Nach zwei Stunden, die Entscheidung: Shakespeare landet auf Platz eins, auf dem Podest folgen Schiller und Molière. Die sogenannten Experten beurteilen das Urteilsvermögen der Wählerschar unterschiedlich: Shakespeare gehöre klar auf Platz eins, über die Folgeplätze ließe sich streiten. Einig sind sie sich nur wieder mit ihren Solidaritätsbekundungen für Anton Tschechow, den abgeschlagenen neunten Platz habe er wahrlich nicht verdient!

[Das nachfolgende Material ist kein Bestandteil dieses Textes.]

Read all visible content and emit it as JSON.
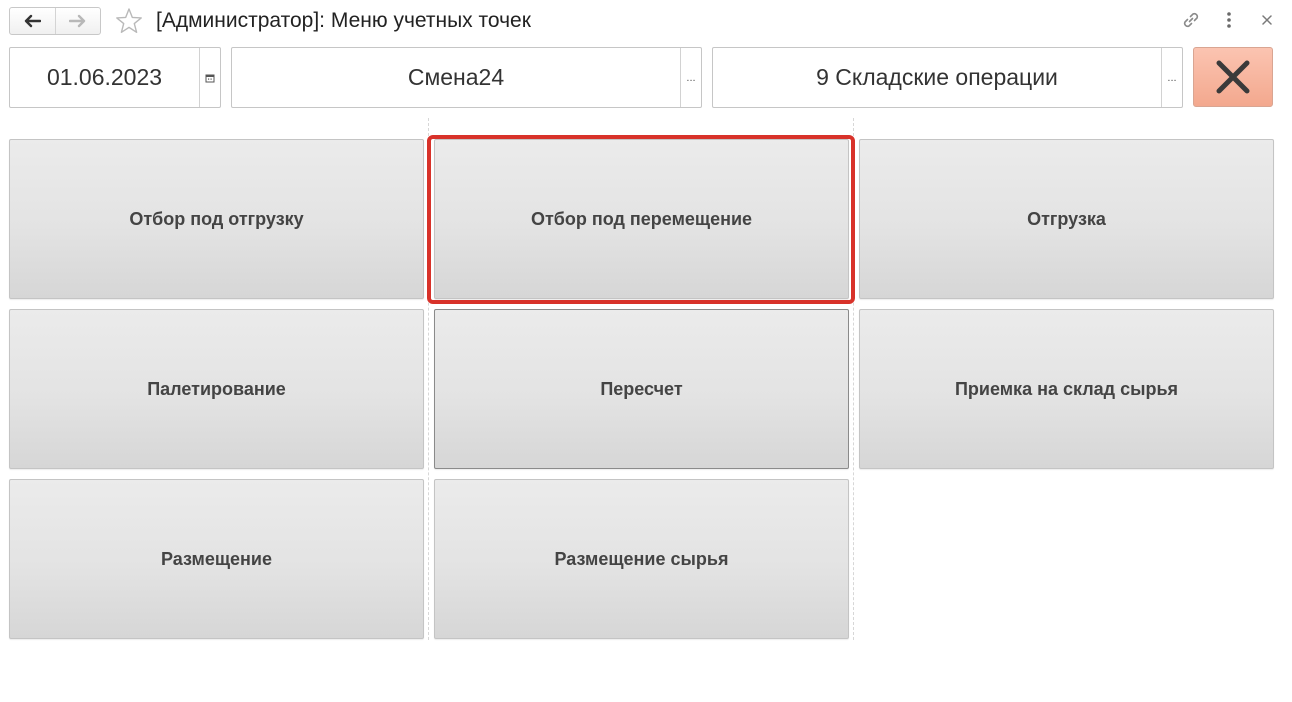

Nicht alles, was der Masse gefällt, ist mittelmäßig - eine Tatsache, für die Shakespeares Werke nach Jahrhunderten immer noch als Beweis dienen. Hoffnung also, für das Fernsehen, überhaupt für das kriselnde demokratische Bewusstsein? Bis arte es allerdings schafft, klassikertaugliche Casting-Shows zu produzieren, die weder das nach Witz gierende Publikum verhungern, noch die werten Toten in ihren Gräbern randalieren lassen, gilt für den Zuschauer ein Satz aus Sophokles' Tragödie "König Ödipus": "Am schmerzlichsten sind jene Qualen, die man frei sich selbst erschuf."